Il tuo rapporto con le persone del posto e i tuoi pazienti, e le tue relazioni amicali.

Con la gente del posto abbiamo un buon rapporto, anche perché qui nell’Ovest della Romania è presente da anni una forte comunità italiana, con aziende a fabbriche. Questo si rispecchia anche nel rapporto con i pazienti, che quando visitiamo in reparto sono di solito molto disponibili, sia perché hanno l’opportunità di trascorrere in compagnia le ore di degenza, sia perché sono sempre incuriositi dal nostro accento strano, e vogliono sapere di dove siamo.

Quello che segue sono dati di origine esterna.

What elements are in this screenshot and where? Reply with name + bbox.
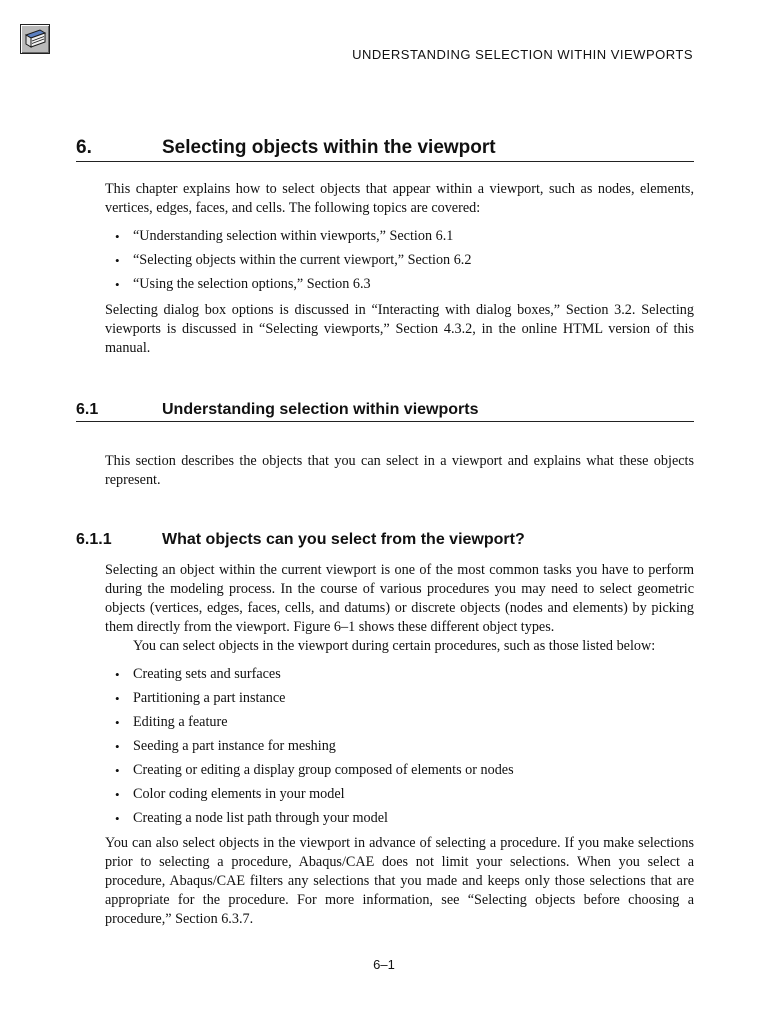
- subsection-paragraph-1: Selecting an object within the current viewport is one of the most common tasks you have to perform during the modeling process. In the course of various procedures you may need to select geometric objects (vertices, edges, faces, cells, and datums) or discrete objects (nodes and elements) by picking them directly from the viewport. Figure 6–1 shows these different object types.: [105, 562, 694, 635]
- list-item: • Seeding a part instance for meshing: [105, 737, 694, 761]
- topic-list: [105, 227, 694, 299]
- list-item: • Editing a feature: [105, 713, 694, 737]
- chapter-note: Selecting dialog box options is discussed in “Interacting with dialog boxes,” Section 3.2. Selecting viewports is discussed in “Selecting viewports,” Section 4.3.2, in the online HTML version of this manual.: [105, 302, 694, 356]
- subsection-heading: [76, 531, 525, 549]
- chapter-intro: This chapter explains how to select objects that appear within a viewport, such as nodes, elements, vertices, edges, faces, and cells. The following topics are covered:: [105, 181, 694, 216]
- chapter-number: 6.: [76, 137, 92, 158]
- running-head: UNDERSTANDING SELECTION WITHIN VIEWPORTS: [352, 47, 693, 62]
- chapter-heading: [76, 137, 694, 162]
- chapter-title: Selecting objects within the viewport: [162, 137, 496, 158]
- section-intro: This section describes the objects that you can select in a viewport and explains what these objects represent.: [105, 453, 694, 488]
- list-item: • Creating sets and surfaces: [105, 665, 694, 689]
- subsection-paragraph-2: You can select objects in the viewport during certain procedures, such as those listed below:: [133, 638, 656, 654]
- list-item: • Color coding elements in your model: [105, 785, 694, 809]
- topic-link-6-2[interactable]: • “Selecting objects within the current viewport,” Section 6.2: [105, 251, 694, 275]
- subsection-paragraph-3: You can also select objects in the viewport in advance of selecting a procedure. If you make selections prior to selecting a procedure, Abaqus/CAE does not limit your selections. When you select a procedure, Abaqus/CAE filters any selections that you made and keeps only those selections that are appropriate for the procedure. For more information, see “Selecting objects before choosing a procedure,” Section 6.3.7.: [105, 835, 694, 927]
- topic-link-6-3[interactable]: • “Using the selection options,” Section 6.3: [105, 275, 694, 299]
- section-number: 6.1: [76, 401, 99, 418]
- subsection-title: What objects can you select from the viewport?: [162, 531, 525, 548]
- topic-link-6-1[interactable]: • “Understanding selection within viewports,” Section 6.1: [105, 227, 694, 251]
- list-item: • Creating a node list path through your model: [105, 809, 694, 833]
- list-item: • Creating or editing a display group composed of elements or nodes: [105, 761, 694, 785]
- procedure-list: [105, 665, 694, 833]
- list-item: • Partitioning a part instance: [105, 689, 694, 713]
- book-icon[interactable]: [20, 24, 50, 54]
- section-title: Understanding selection within viewports: [162, 401, 479, 418]
- subsection-number: 6.1.1: [76, 531, 112, 548]
- section-heading: [76, 401, 694, 422]
- page-number: 6–1: [373, 957, 395, 972]
- book-icon-graphic: [21, 25, 49, 53]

Ovviamente ho fatto amicizia sia con ragazzi rumeni che con i miei compagni di corso. Spesso, infatti, organizziamo cene italiane, polacche, ucraine, arabe per far conoscere agli altri culture e tradizioni dei nostri paesi d’origine. In cinque anni abbiamo condiviso tutto e affrontato le stesse difficoltà, le stesse avventure: questo ci ha permesso di stringere legami molto forti e spesso durante le vacanze siamo ospiti l’uno dell’altro.